As mentioned, we don’t want to write plenty of similar looking XMLs for each SoC variant. It is much easier to decorate the existing XML which contains all HW definitions with processing commands. Their purpose is, to only emit XML nodes to a specific target description when the corresponding CONFIG_<module> variable is set.

In short, we create a stripped down XML file, describing the specific target, from a XML family file containing the whole peripheral superset. The Target XML file is then used to generate the HDL via gensoc.

The software side

Every SoC of course has some built-in software – a bootloader or a bare metal program doing stuff. This code is typically written in C or assembly and makes quite some happy usage of the kconfig output as well. For instance, an “autoconf.h” header is exported that contains all the macro defines for the configuration. So you can enable test routines or hardware drivers as usual.

Every SoC should come with proper debugging features. It helps a lot, when developing new SoC peripherals and drivers, to make use of some regression testing scripts that can run inside GDB or as a remote procedure call solution inside the simulation.

For example, we use the same framework to generate a wrapper such that all peripheral registers can be accessed through a python script, like:


for i in range(100):

This is rather exclusive to the simulation, when running on the target, writing GDB scripts is typically the best option.

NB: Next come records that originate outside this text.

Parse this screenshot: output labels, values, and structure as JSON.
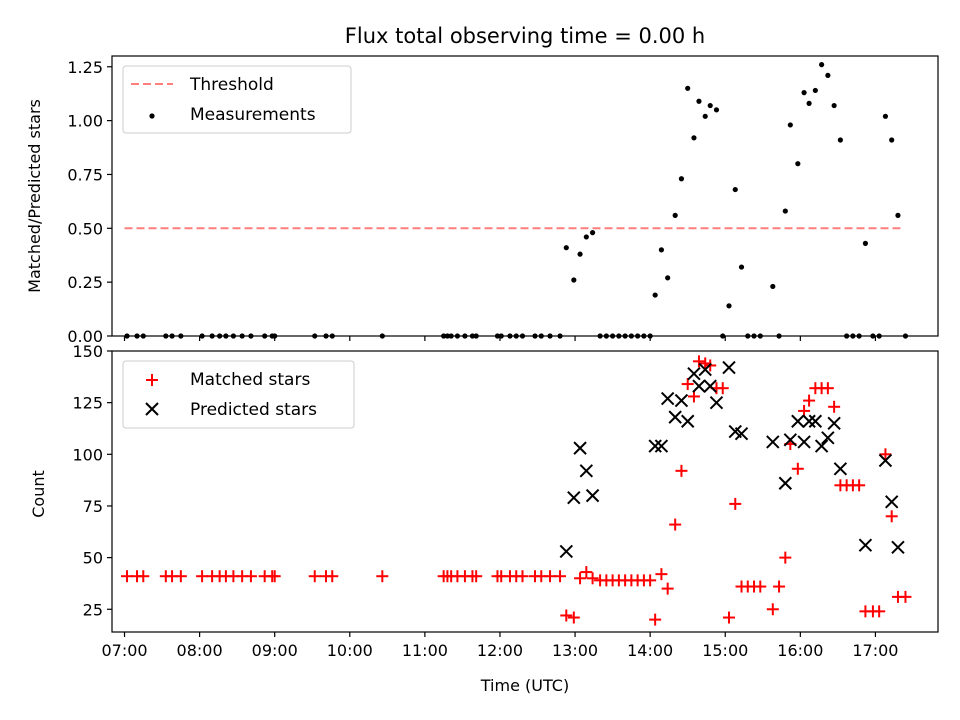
{
  "title": "Flux total observing time = 0.00 h",
  "colors": {
    "threshold": "#ff7f7f",
    "measurements": "#000000",
    "matched": "#ff0000",
    "predicted": "#000000"
  },
  "chart_data": [
    {
      "type": "scatter",
      "panel": "top",
      "ylabel": "Matched/Predicted stars",
      "xlim": [
        "06:50",
        "17:50"
      ],
      "ylim": [
        0,
        1.3
      ],
      "yticks": [
        0.0,
        0.25,
        0.5,
        0.75,
        1.0,
        1.25
      ],
      "ytick_labels": [
        "0.00",
        "0.25",
        "0.50",
        "0.75",
        "1.00",
        "1.25"
      ],
      "legend": {
        "placement": "upper-left",
        "entries": [
          "Threshold",
          "Measurements"
        ]
      },
      "threshold": {
        "name": "Threshold",
        "value": 0.5,
        "x": [
          "07:00",
          "17:20"
        ]
      },
      "series": [
        {
          "name": "Measurements",
          "marker": "dot",
          "points": [
            [
              "07:02",
              0
            ],
            [
              "07:10",
              0
            ],
            [
              "07:15",
              0
            ],
            [
              "07:33",
              0
            ],
            [
              "07:38",
              0
            ],
            [
              "07:45",
              0
            ],
            [
              "08:02",
              0
            ],
            [
              "08:10",
              0
            ],
            [
              "08:16",
              0
            ],
            [
              "08:21",
              0
            ],
            [
              "08:27",
              0
            ],
            [
              "08:34",
              0
            ],
            [
              "08:41",
              0
            ],
            [
              "08:52",
              0
            ],
            [
              "08:58",
              0
            ],
            [
              "09:00",
              0
            ],
            [
              "09:32",
              0
            ],
            [
              "09:41",
              0
            ],
            [
              "09:46",
              0
            ],
            [
              "10:26",
              0
            ],
            [
              "11:15",
              0
            ],
            [
              "11:18",
              0
            ],
            [
              "11:21",
              0
            ],
            [
              "11:26",
              0
            ],
            [
              "11:32",
              0
            ],
            [
              "11:38",
              0
            ],
            [
              "11:41",
              0
            ],
            [
              "11:58",
              0
            ],
            [
              "12:01",
              0
            ],
            [
              "12:08",
              0
            ],
            [
              "12:13",
              0
            ],
            [
              "12:18",
              0
            ],
            [
              "12:28",
              0
            ],
            [
              "12:33",
              0
            ],
            [
              "12:40",
              0
            ],
            [
              "12:48",
              0
            ],
            [
              "12:53",
              0.41
            ],
            [
              "12:59",
              0.26
            ],
            [
              "13:04",
              0.38
            ],
            [
              "13:09",
              0.46
            ],
            [
              "13:14",
              0.48
            ],
            [
              "13:20",
              0
            ],
            [
              "13:25",
              0
            ],
            [
              "13:30",
              0
            ],
            [
              "13:35",
              0
            ],
            [
              "13:40",
              0
            ],
            [
              "13:45",
              0
            ],
            [
              "13:50",
              0
            ],
            [
              "13:55",
              0
            ],
            [
              "14:00",
              0
            ],
            [
              "14:04",
              0.19
            ],
            [
              "14:09",
              0.4
            ],
            [
              "14:14",
              0.27
            ],
            [
              "14:20",
              0.56
            ],
            [
              "14:25",
              0.73
            ],
            [
              "14:30",
              1.15
            ],
            [
              "14:35",
              0.92
            ],
            [
              "14:39",
              1.09
            ],
            [
              "14:44",
              1.02
            ],
            [
              "14:48",
              1.07
            ],
            [
              "14:53",
              1.05
            ],
            [
              "14:58",
              0
            ],
            [
              "15:03",
              0.14
            ],
            [
              "15:08",
              0.68
            ],
            [
              "15:13",
              0.32
            ],
            [
              "15:18",
              0
            ],
            [
              "15:23",
              0
            ],
            [
              "15:28",
              0
            ],
            [
              "15:38",
              0.23
            ],
            [
              "15:43",
              0
            ],
            [
              "15:48",
              0.58
            ],
            [
              "15:52",
              0.98
            ],
            [
              "15:58",
              0.8
            ],
            [
              "16:03",
              1.13
            ],
            [
              "16:07",
              1.08
            ],
            [
              "16:12",
              1.14
            ],
            [
              "16:17",
              1.26
            ],
            [
              "16:22",
              1.21
            ],
            [
              "16:27",
              1.07
            ],
            [
              "16:32",
              0.91
            ],
            [
              "16:37",
              0
            ],
            [
              "16:42",
              0
            ],
            [
              "16:47",
              0
            ],
            [
              "16:52",
              0.43
            ],
            [
              "16:58",
              0
            ],
            [
              "17:03",
              0
            ],
            [
              "17:08",
              1.02
            ],
            [
              "17:13",
              0.91
            ],
            [
              "17:18",
              0.56
            ],
            [
              "17:24",
              0
            ]
          ]
        }
      ]
    },
    {
      "type": "scatter",
      "panel": "bottom",
      "xlabel": "Time (UTC)",
      "ylabel": "Count",
      "xlim": [
        "06:50",
        "17:50"
      ],
      "ylim": [
        14,
        150
      ],
      "xticks": [
        "07:00",
        "08:00",
        "09:00",
        "10:00",
        "11:00",
        "12:00",
        "13:00",
        "14:00",
        "15:00",
        "16:00",
        "17:00"
      ],
      "yticks": [
        25,
        50,
        75,
        100,
        125,
        150
      ],
      "ytick_labels": [
        "25",
        "50",
        "75",
        "100",
        "125",
        "150"
      ],
      "legend": {
        "placement": "upper-left",
        "entries": [
          "Matched stars",
          "Predicted stars"
        ]
      },
      "series": [
        {
          "name": "Matched stars",
          "marker": "plus",
          "points": [
            [
              "07:02",
              41
            ],
            [
              "07:10",
              41
            ],
            [
              "07:15",
              41
            ],
            [
              "07:33",
              41
            ],
            [
              "07:38",
              41
            ],
            [
              "07:45",
              41
            ],
            [
              "08:02",
              41
            ],
            [
              "08:10",
              41
            ],
            [
              "08:16",
              41
            ],
            [
              "08:21",
              41
            ],
            [
              "08:27",
              41
            ],
            [
              "08:34",
              41
            ],
            [
              "08:41",
              41
            ],
            [
              "08:52",
              41
            ],
            [
              "08:58",
              41
            ],
            [
              "09:00",
              41
            ],
            [
              "09:32",
              41
            ],
            [
              "09:41",
              41
            ],
            [
              "09:46",
              41
            ],
            [
              "10:26",
              41
            ],
            [
              "11:15",
              41
            ],
            [
              "11:18",
              41
            ],
            [
              "11:21",
              41
            ],
            [
              "11:26",
              41
            ],
            [
              "11:32",
              41
            ],
            [
              "11:38",
              41
            ],
            [
              "11:41",
              41
            ],
            [
              "11:58",
              41
            ],
            [
              "12:01",
              41
            ],
            [
              "12:08",
              41
            ],
            [
              "12:13",
              41
            ],
            [
              "12:18",
              41
            ],
            [
              "12:28",
              41
            ],
            [
              "12:33",
              41
            ],
            [
              "12:40",
              41
            ],
            [
              "12:48",
              41
            ],
            [
              "12:53",
              22
            ],
            [
              "12:59",
              21
            ],
            [
              "13:04",
              40
            ],
            [
              "13:09",
              43
            ],
            [
              "13:14",
              40
            ],
            [
              "13:20",
              39
            ],
            [
              "13:25",
              39
            ],
            [
              "13:30",
              39
            ],
            [
              "13:35",
              39
            ],
            [
              "13:40",
              39
            ],
            [
              "13:45",
              39
            ],
            [
              "13:50",
              39
            ],
            [
              "13:55",
              39
            ],
            [
              "14:00",
              39
            ],
            [
              "14:04",
              20
            ],
            [
              "14:09",
              42
            ],
            [
              "14:14",
              35
            ],
            [
              "14:20",
              66
            ],
            [
              "14:25",
              92
            ],
            [
              "14:30",
              134
            ],
            [
              "14:35",
              128
            ],
            [
              "14:39",
              145
            ],
            [
              "14:44",
              144
            ],
            [
              "14:48",
              143
            ],
            [
              "14:53",
              132
            ],
            [
              "14:58",
              132
            ],
            [
              "15:03",
              21
            ],
            [
              "15:08",
              76
            ],
            [
              "15:13",
              36
            ],
            [
              "15:18",
              36
            ],
            [
              "15:23",
              36
            ],
            [
              "15:28",
              36
            ],
            [
              "15:38",
              25
            ],
            [
              "15:43",
              36
            ],
            [
              "15:48",
              50
            ],
            [
              "15:52",
              105
            ],
            [
              "15:58",
              93
            ],
            [
              "16:03",
              121
            ],
            [
              "16:07",
              126
            ],
            [
              "16:12",
              132
            ],
            [
              "16:17",
              132
            ],
            [
              "16:22",
              132
            ],
            [
              "16:27",
              123
            ],
            [
              "16:32",
              85
            ],
            [
              "16:37",
              85
            ],
            [
              "16:42",
              85
            ],
            [
              "16:47",
              85
            ],
            [
              "16:52",
              24
            ],
            [
              "16:58",
              24
            ],
            [
              "17:03",
              24
            ],
            [
              "17:08",
              100
            ],
            [
              "17:13",
              70
            ],
            [
              "17:18",
              31
            ],
            [
              "17:24",
              31
            ]
          ]
        },
        {
          "name": "Predicted stars",
          "marker": "x",
          "points": [
            [
              "12:53",
              53
            ],
            [
              "12:59",
              79
            ],
            [
              "13:04",
              103
            ],
            [
              "13:09",
              92
            ],
            [
              "13:14",
              80
            ],
            [
              "14:04",
              104
            ],
            [
              "14:09",
              104
            ],
            [
              "14:14",
              127
            ],
            [
              "14:20",
              118
            ],
            [
              "14:25",
              126
            ],
            [
              "14:30",
              116
            ],
            [
              "14:35",
              139
            ],
            [
              "14:39",
              133
            ],
            [
              "14:44",
              141
            ],
            [
              "14:48",
              133
            ],
            [
              "14:53",
              125
            ],
            [
              "15:03",
              142
            ],
            [
              "15:08",
              111
            ],
            [
              "15:13",
              110
            ],
            [
              "15:38",
              106
            ],
            [
              "15:48",
              86
            ],
            [
              "15:52",
              107
            ],
            [
              "15:58",
              116
            ],
            [
              "16:03",
              106
            ],
            [
              "16:07",
              116
            ],
            [
              "16:12",
              116
            ],
            [
              "16:17",
              104
            ],
            [
              "16:22",
              108
            ],
            [
              "16:27",
              115
            ],
            [
              "16:32",
              93
            ],
            [
              "16:52",
              56
            ],
            [
              "17:08",
              97
            ],
            [
              "17:13",
              77
            ],
            [
              "17:18",
              55
            ]
          ]
        }
      ]
    }
  ]
}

The python script does not have to be aware of any hard addresses, so testing systems can be set up for entire families of SoCs with differing address bases. For a specific hardware target however, the GDB scripts containing the register mappings have to be explicitely regenerated.


The kconfig tool boosts the SoC development quite a bit and makes things really clean and more robust. The entire system with the XML description is still a bit from being perfect, but it just works on plenty of platforms using the typicall (free) developer tools.